Queen's University

Instructor's Handbook: Accommodating Students with Disabilities

7.7 Students With Chronic Illnesses

Chronic illness may include conditions such as cancer, chronic fatigue syndrome, Crohn's disease, diabetes, HIV, lupus, multiple sclerosis, rheumatoid arthritis, or other long-term illnesses. Such conditions are often worsened by stress and require careful pacing of a student's workload to minimize the possibility of an exacerbation of the disease. In some cases, a period of exacerbation results in permanent damage. Chronic illnesses share several symptoms which require accommodation in an academic setting:

  • Fatigue and limited physical endurance, due to the drain of energy on the person's body or the presence of chronic pain
  • Fluctuating capacity to participate in daily activities due to exacerbations and remissions of the disease itself
  • Difficulty concentrating due to emotional factors, medication side effects, or pain
  • Difficulty with mobility due to inflammation of joints, limited nerve function, or decreased strength
  • Periods of diminished productivity through the day, in the morning while waiting for medication to take effect, or late in the day after several hours of pain
  • Frequent absence from class due to all of the above

Chronic illness is particularly frustrating when students feel well enough to attempt their studies much of the time, and then meet with limitations when their illness coincides with time needed for preparing assignments, deadlines or exams. The students are able to continue on a limited basis or resume their studies, so a withdrawal is not necessary, but some flexibility is appropriate.

Instructional Strategies
  • Students with chronic illness often require notetakers to ensure that they have a complete set of notes to study from despite absence or difficulty copying all lecture material.
  • Hard copies of notes or overheads, handouts, references, etc. are very useful as students try to keep up.
  • It may be necessary that you help keep the student up-to-date on course material.
Communication Strategies
  • Students with chronic illness are often tired and physically uncomfortable, so conversations may be more effective in a private setting, with less ambient noise, while also providing a confidential environment. This may increase students' comfort, help them relax, and facilitate better communication.
Technological Accommodations
  • The use of computers is helpful to students with chronic illness, since it allows them to produce written work with as little physical exertion as possible and permits energy-saving shortcuts to editing and on-screen enlargement.
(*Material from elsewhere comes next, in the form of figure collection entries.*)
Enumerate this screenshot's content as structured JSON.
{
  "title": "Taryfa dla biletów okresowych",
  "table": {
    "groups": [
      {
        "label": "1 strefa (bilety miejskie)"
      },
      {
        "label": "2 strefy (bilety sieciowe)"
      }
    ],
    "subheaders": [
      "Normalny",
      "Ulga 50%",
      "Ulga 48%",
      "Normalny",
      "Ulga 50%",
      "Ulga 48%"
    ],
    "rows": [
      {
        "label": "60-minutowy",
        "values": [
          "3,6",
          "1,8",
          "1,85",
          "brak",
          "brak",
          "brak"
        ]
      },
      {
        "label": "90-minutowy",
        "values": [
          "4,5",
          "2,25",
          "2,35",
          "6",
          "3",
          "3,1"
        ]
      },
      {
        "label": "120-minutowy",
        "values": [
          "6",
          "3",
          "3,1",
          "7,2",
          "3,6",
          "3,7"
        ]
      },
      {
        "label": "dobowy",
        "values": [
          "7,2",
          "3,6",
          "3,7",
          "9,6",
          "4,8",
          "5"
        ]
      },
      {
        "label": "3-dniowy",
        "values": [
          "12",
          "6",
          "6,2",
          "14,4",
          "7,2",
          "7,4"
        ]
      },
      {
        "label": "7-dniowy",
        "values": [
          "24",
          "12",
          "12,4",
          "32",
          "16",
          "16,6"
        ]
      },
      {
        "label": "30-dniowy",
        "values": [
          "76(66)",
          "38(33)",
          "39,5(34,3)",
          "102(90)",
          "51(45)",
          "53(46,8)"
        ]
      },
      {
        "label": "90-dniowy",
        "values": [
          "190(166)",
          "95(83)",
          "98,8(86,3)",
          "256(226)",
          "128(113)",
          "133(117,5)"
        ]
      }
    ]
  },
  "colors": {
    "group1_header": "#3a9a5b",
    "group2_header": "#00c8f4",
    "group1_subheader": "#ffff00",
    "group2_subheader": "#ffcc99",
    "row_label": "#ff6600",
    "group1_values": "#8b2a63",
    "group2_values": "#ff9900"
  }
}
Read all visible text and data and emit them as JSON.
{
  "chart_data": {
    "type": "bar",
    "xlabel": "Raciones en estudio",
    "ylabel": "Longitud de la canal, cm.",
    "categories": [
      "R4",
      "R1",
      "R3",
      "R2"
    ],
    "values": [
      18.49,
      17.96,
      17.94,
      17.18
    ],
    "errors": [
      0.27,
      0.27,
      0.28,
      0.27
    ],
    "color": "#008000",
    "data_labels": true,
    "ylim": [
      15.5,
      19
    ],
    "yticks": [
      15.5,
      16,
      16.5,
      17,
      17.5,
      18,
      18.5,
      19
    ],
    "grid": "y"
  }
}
Having a computer lab for exams and computers at home facilitates individualized pacing of their work by removing the constraints of working on the same schedule as peers in exams or on assignments.
  • Access to library or Internet resources from home via modem or ethernet connection facilitates individualized pacing of work and reduces the need to come to campus, saving both energy and time.
  • Recording of lectures may help the student to review material presented quickly without taking additional time in class.
Assignment Accommodations
  • Tutoring may be required at various times, either to supplement missed lectures or to explain material students could not attend to at a particular time due to their illness.
  • Flexibility with deadlines is often necessary.
Examination Accommodations
  • Extra time on exams or tests to allow for washroom breaks, position changes to alleviate pain, and pacing of work to avoid excessive fatigue are often necessary.
  • Writing exams or tests in an area separated from the class helps by decreasing the environmental distractions to be screened out, thereby reducing fatigue and allowing students to demonstrate their knowledge effectively.